I plan to expense everything I can in the state to reduce the taxable income. Are there any rules or guidelines about this? My understanding is that I can choose to expense or depreciate.

Generally, you have to depreciate assets. In a nutshell, a business asset is something with a life expectancy of more than one year, that is used on a recurring basis to produce income. The IRS does have provisions to allow you to just expense an asset. If the asset cost less than $2,500 then you can expense it. But there are exceptions. For example, for some things that cost less than $2,500 on SCH E rental property,  if it becomes "a material part of" the structure, you have to depreciate it regardless of cost. But there's even exceptions for that too.

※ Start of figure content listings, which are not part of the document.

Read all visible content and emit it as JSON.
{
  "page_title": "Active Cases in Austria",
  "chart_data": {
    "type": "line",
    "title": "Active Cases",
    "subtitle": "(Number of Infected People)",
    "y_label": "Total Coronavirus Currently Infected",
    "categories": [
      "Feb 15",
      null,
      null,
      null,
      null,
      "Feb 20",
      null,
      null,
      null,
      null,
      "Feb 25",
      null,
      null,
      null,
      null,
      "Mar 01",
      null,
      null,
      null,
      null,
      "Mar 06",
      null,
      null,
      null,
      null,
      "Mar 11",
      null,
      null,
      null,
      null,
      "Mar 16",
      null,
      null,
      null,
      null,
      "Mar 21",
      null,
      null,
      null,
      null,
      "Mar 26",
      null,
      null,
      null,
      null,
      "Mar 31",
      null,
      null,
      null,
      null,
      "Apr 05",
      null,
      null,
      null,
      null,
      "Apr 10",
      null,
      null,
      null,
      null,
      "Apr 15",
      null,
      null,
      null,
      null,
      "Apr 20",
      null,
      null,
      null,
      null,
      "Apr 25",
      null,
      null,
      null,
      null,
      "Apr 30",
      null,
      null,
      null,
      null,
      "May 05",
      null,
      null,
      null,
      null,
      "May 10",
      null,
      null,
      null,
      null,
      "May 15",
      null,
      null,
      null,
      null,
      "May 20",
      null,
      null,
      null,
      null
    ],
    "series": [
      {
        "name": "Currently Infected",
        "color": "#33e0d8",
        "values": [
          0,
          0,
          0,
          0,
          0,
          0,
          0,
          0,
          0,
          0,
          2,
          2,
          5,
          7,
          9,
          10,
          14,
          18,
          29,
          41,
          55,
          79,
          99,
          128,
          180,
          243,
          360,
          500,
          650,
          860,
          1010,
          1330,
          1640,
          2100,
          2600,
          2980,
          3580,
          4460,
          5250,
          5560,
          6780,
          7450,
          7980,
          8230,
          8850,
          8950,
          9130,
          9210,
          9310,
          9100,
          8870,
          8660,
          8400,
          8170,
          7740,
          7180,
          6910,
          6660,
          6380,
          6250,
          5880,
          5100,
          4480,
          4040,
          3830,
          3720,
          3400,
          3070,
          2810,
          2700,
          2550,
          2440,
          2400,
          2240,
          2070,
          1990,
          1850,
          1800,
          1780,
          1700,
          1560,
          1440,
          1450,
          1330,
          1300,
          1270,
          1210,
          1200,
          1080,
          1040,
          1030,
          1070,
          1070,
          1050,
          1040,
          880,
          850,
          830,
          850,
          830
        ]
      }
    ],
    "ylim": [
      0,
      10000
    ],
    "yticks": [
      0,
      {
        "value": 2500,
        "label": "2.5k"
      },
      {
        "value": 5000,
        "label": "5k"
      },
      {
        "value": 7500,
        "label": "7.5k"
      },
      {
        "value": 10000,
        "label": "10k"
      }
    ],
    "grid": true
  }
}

Many states follow the IRS guidelines on this. But they don't have to for state taxes.

 

When it comes to depreciation there's one thing to keep in mind. Depreciation is *NOT* a permanent deduction. All depreciation is recaptured and taxed in the tax year you sell or otherwise dispose of the property. Two things to be aware of about recaptured depreciation.

1. Recaptured depreciation is added to and therefore increases your AGI in the tax year of recapture.

2. Recaptured depreciation has the potential to bump you into the next higher tax bracket, depending on the numbers. So if it makes your AGI to high, that could automatically disqualify you for other deductions and credits you would otherwise get.